A consideração isolada da parte dispositiva da decisão, em muitos casos, não é suficiente para a identificação do objeto sobre o qual recairá a autoridade da coisa julgada material. É imprescindível, portanto, que o dispositivo seja interpretado com base na fundamentação.

SUMÁRIO: 1. Introdução; 2. O dever de fundamentar as decisões judiciais; 3. A fundamentação como parâmetro interpretativo da coisa julgada material; 4 O papel da fundamentação na coisa julgada secundum eventum probationis; 5. As consequências da ausência de fundamentação; 6. Considerações finais.

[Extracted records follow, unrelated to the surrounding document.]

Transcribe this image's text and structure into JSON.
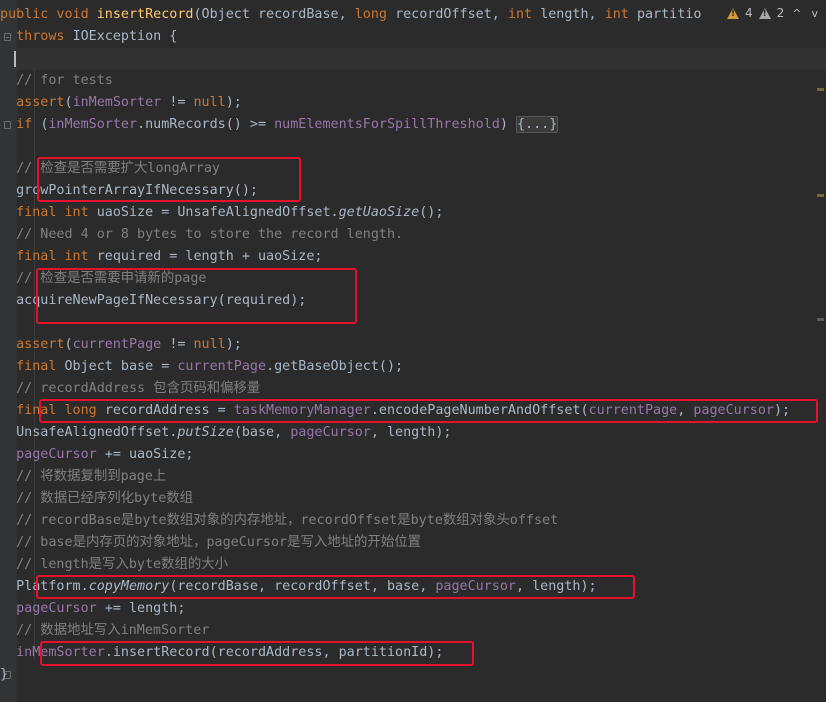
{
  "status": {
    "warnings": "4",
    "weak_warnings": "2",
    "prev_label": "^",
    "next_label": "v"
  },
  "code": {
    "l01": {
      "a": "public void ",
      "b": "insertRecord",
      "c": "(Object recordBase, ",
      "d": "long ",
      "e": "recordOffset, ",
      "f": "int ",
      "g": "length, ",
      "h": "int ",
      "i": "partitio"
    },
    "l02": {
      "a": "  ",
      "b": "throws ",
      "c": "IOException {"
    },
    "l04": {
      "a": "  ",
      "b": "// for tests"
    },
    "l05": {
      "a": "  ",
      "b": "assert",
      "c": "(",
      "d": "inMemSorter ",
      "e": "!= ",
      "f": "null",
      "g": ");"
    },
    "l06": {
      "a": "  ",
      "b": "if ",
      "c": "(",
      "d": "inMemSorter",
      "e": ".numRecords() >= ",
      "f": "numElementsForSpillThreshold",
      "g": ") ",
      "h": "{...}"
    },
    "l08": {
      "a": "  ",
      "b": "// 检查是否需要扩大longArray"
    },
    "l09": {
      "a": "  ",
      "b": "growPointerArrayIfNecessary();"
    },
    "l10": {
      "a": "  ",
      "b": "final int ",
      "c": "uaoSize = UnsafeAlignedOffset.",
      "d": "getUaoSize",
      "e": "();"
    },
    "l11": {
      "a": "  ",
      "b": "// Need 4 or 8 bytes to store the record length."
    },
    "l12": {
      "a": "  ",
      "b": "final int ",
      "c": "required = length + uaoSize;"
    },
    "l13": {
      "a": "  ",
      "b": "// 检查是否需要申请新的page"
    },
    "l14": {
      "a": "  ",
      "b": "acquireNewPageIfNecessary(required);"
    },
    "l16": {
      "a": "  ",
      "b": "assert",
      "c": "(",
      "d": "currentPage ",
      "e": "!= ",
      "f": "null",
      "g": ");"
    },
    "l17": {
      "a": "  ",
      "b": "final ",
      "c": "Object base = ",
      "d": "currentPage",
      "e": ".getBaseObject();"
    },
    "l18": {
      "a": "  ",
      "b": "// recordAddress 包含页码和偏移量"
    },
    "l19": {
      "a": "  ",
      "b": "final long ",
      "c": "recordAddress = ",
      "d": "taskMemoryManager",
      "e": ".encodePageNumberAndOffset(",
      "f": "currentPage",
      "g": ", ",
      "h": "pageCursor",
      "i": ");"
    },
    "l20": {
      "a": "  ",
      "b": "UnsafeAlignedOffset.",
      "c": "putSize",
      "d": "(base, ",
      "e": "pageCursor",
      "f": ", length);"
    },
    "l21": {
      "a": "  ",
      "b": "pageCursor ",
      "c": "+= uaoSize;"
    },
    "l22": {
      "a": "  ",
      "b": "// 将数据复制到page上"
    },
    "l23": {
      "a": "  ",
      "b": "// 数据已经序列化byte数组"
    },
    "l24": {
      "a": "  ",
      "b": "// recordBase是byte数组对象的内存地址，recordOffset是byte数组对象头offset"
    },
    "l25": {
      "a": "  ",
      "b": "// base是内存页的对象地址，pageCursor是写入地址的开始位置"
    },
    "l26": {
      "a": "  ",
      "b": "// length是写入byte数组的大小"
    },
    "l27": {
      "a": "  ",
      "b": "Platform.",
      "c": "copyMemory",
      "d": "(recordBase, recordOffset, base, ",
      "e": "pageCursor",
      "f": ", length);"
    },
    "l28": {
      "a": "  ",
      "b": "pageCursor ",
      "c": "+= length;"
    },
    "l29": {
      "a": "  ",
      "b": "// 数据地址写入inMemSorter"
    },
    "l30": {
      "a": "  ",
      "b": "inMemSorter",
      "c": ".insertRecord(recordAddress, partitionId);"
    },
    "l31": {
      "a": "}"
    }
  },
  "colors": {
    "background": "#2b2b2b",
    "keyword": "#cc7832",
    "method_decl": "#ffc66d",
    "comment": "#808080",
    "field": "#9876aa",
    "plain": "#a9b7c6",
    "highlight_box": "#e8112d"
  }
}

RESUMO: Apenas as questões principais são alcançadas pela coisa julgada material e seus efeitos; as questões resolvidas incidenter tantum na fundamentação do julgado não se tornam indiscutíveis por força desse instituto. A despeito disso, elas são extremamente relevantes para fixar o alcance da coisa julgada material (a parte dispositiva deve ser interpretada com base na fundamentação); bem assim como para determinar, em alguns casos, se a norma concreta contida no dispositivo se tornará, ou não, imutável. Desta última hipótese, cita-se como exemplo a formação da coisa julgada secundum eventum probationis, isto é, apenas quando houver o esgotamento de todos os meios probatórios. Portanto, é extremamente importante o estudo da relação existente entre a fundamentação e a coisa julgada material.

PALAVRAS CHAVES: FUNDAMENTAÇÃO; COISA JULGADA; IMUTABILIDADE


1 INTRODUÇÃO

Ao estudo da relação existente entre as questões resolvidas incidenter tantum e a coisa julgada material se dedica este artigo, cujo resultado há de demonstrar que, embora não seja acobertada pelo instituto, a fundamentação é extremamente importante para fixar o seu alcance; bem como para determinar, em alguns casos, se o dispositivo da decisão se tornará, ou não, imutável por força da coisa julgada material.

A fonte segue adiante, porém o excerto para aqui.